Plus de la moitié de cette somme concerne la Jirama. La compagnie nationale d’eau et d’électricité, détenue à 100% par l’Etat se place en haut du classement des entreprises les plus endettées, avec 3.317 milliards de passif. Ce montant est composé de 1.311 milliards d’ariary de passif courant, c’est-à-dire des dettes qu’elle doit payer dans un cycle d’exploitation courant qui est habituellement moins de 12 mois, et de 2.005 milliards d’ariary de passif non courant, regroupant les sommes que cette société aura à payer au cours des prochaines années.
Vient ensuite la Société malgache de transport aérien « Air Madagascar », détenue à 55,88% par l’Etat, avec ses 723 milliards d’ariary de passif. A la troisième place se trouve la Société du port à gestion autonome de Toamasina (SPAT), avec un capital 100% à l’Etat, qui devrait régler 585 milliards d’ariary.
L’Assurances et réassurance omnibranches (Aro) détenue à 73,3% par l’Etat qui a 415 milliards d’ariary à régler se classe quatrième des sociétés d’Etat les plus endettées. La Caisse d’épargne de Madagascar est dans le top 5, avec ses 411 milliards d’ariary de passif.
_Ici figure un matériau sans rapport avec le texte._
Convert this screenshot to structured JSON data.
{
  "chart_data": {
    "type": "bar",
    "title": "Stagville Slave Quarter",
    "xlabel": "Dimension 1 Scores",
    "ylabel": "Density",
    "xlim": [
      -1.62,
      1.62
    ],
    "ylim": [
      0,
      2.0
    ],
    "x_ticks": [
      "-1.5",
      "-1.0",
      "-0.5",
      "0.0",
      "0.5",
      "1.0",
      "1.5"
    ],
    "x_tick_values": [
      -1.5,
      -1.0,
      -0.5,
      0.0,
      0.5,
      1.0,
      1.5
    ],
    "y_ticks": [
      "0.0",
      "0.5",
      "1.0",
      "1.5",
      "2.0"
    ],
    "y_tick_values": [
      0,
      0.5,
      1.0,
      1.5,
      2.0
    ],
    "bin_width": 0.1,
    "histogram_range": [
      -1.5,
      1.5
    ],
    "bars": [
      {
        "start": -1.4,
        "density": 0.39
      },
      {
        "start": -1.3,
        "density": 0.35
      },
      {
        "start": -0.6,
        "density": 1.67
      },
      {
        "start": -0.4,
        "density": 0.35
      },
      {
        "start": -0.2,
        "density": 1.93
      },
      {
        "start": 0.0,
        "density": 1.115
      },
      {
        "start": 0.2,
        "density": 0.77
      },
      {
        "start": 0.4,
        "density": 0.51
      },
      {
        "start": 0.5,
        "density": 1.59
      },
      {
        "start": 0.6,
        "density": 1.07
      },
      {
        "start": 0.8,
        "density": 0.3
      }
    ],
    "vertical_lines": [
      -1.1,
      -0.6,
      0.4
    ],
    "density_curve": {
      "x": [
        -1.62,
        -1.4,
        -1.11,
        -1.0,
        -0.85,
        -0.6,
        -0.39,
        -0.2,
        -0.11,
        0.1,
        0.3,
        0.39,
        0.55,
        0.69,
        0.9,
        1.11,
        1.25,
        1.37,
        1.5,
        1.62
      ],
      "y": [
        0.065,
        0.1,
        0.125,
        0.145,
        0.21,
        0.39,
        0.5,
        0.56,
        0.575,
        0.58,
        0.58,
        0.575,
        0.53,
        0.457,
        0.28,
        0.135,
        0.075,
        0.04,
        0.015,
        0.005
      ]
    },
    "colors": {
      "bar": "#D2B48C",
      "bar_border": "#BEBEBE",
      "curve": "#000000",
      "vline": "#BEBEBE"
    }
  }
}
Les passifs de la Jirama et d’Air Madagascar constituent ainsi « un risque budgétaire majeur », d’après le Plan stratégique de modernisation de la gestion des finances publiques (FSMFP) présenté vers le milieu de ce mois d’octobre. Ce document soutient que le plan d’entreprise d’Air Madagascar et le plan de développement 2025 de la Jirama, tous deux suivis dans le cadre du programme sur la Facilité élargie de crédit (FEC) avec le Fonds monétaire international (FMI) permettent de les atténuer. Mais ces risques demeurent toutefois élevés à court et à moyen terme, selon le PSMFP.
Dans ce récent document du MEF, il est indiqué que la révision des statuts de la Jirama est en cours et qu’un premier projet a été émis par le Service de participation financière de l’Etat (SPFE) mais qui reste sans retour. « Les statuts de la Jirama ne sont donc pas encore mis en conformité, en l’état, et ne permettent pas au SPFE d’effectuer le suivi conformément aux textes en vigueur ».
Pour Air Madagascar, le conseil des ministres du 13 octobre 2021 avait approuvé sa décision d’entamer une prodécure colective d’apurement du passif. Cette compagnie est « actuellement en redressement judiciaire, le suivi de ses activités rélève du Tribunal du commerce et des syndics », rappelle le PSMFP.